Die Kassenärztliche Bundesvereinigung (KBV) und die Krankenkassen haben sich auf die Finanzierung des Screenings für junge Frauen geeinigt. Demnach können Mädchen und Frauen bis 25 Jahre ab sofort den jährlichen Test auf Chlamydien zu Lasten der gesetzlichen Krankenkassen in Anspruch nehmen.
Die Honorierung der Beratungsleistung verweigern die Kassen jedoch. Bis Ende 2007 konnten sich nur schwangere Frauen im Rahmen der Mutterschaftsvorsorge auf Kosten der Kassen untersuchen lassen, um vorsorglich Schäden für das Neugeborene zu verhindern. Das Screening für beschwerdefreie Mädchen und Frauen bis 25 wurde zu Beginn dieses Jahres in den GKV-Leistungskatalog aufgenommen.

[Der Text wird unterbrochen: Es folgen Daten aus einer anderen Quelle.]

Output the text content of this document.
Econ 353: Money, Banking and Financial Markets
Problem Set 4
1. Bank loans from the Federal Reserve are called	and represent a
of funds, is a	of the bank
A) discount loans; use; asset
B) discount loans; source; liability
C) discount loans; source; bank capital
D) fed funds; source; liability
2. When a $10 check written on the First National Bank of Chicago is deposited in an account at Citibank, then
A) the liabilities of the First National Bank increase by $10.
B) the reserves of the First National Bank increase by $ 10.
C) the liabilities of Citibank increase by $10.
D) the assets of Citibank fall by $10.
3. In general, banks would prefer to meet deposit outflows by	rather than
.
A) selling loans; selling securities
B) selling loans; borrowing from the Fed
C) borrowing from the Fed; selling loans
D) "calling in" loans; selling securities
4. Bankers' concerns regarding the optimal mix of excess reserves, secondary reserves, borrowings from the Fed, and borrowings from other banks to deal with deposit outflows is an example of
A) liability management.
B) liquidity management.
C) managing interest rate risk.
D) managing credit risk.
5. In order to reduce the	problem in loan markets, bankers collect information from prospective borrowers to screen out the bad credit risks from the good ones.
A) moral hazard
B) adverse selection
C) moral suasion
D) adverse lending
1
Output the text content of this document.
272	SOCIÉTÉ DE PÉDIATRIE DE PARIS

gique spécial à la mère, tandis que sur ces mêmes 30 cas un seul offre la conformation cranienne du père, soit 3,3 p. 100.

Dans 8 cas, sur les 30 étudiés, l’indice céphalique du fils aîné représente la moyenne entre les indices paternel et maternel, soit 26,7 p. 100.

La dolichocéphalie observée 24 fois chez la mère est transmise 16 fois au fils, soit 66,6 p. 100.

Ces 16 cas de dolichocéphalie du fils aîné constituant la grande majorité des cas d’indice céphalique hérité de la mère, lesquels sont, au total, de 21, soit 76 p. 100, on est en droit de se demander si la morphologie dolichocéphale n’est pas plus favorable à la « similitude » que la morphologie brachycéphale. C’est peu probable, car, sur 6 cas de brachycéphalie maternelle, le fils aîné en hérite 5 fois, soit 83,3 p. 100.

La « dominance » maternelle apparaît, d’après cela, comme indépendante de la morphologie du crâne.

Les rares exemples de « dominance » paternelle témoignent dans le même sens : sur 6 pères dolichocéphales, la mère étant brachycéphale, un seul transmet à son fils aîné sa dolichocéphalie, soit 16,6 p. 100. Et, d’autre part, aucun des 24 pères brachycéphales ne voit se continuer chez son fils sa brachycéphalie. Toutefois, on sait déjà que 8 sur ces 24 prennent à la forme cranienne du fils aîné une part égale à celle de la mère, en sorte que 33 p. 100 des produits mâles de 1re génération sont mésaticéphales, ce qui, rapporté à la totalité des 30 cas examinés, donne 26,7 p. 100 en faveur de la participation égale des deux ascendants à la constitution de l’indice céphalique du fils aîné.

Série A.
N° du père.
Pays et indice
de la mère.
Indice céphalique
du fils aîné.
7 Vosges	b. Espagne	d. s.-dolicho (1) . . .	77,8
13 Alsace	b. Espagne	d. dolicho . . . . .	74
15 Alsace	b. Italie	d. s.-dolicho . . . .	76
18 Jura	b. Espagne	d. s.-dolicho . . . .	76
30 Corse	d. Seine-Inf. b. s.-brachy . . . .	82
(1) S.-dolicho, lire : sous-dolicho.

Die Ärztinnen und Ärzte des Berufsverbandes der Frauenärzte begrüßen das Einschwenken auf ihre jahrelange Forderung nach Einführung eines Screenings auf Chlamydien. Die Verweigerung der Honorierung einer ärztlichen Leistung ist jedoch inakzeptabel.

Maria-E. Lange-Ernst


Quelle: Pressemitteilung des Berufsverband der Frauenärzte e.V. vom 23.04.2008.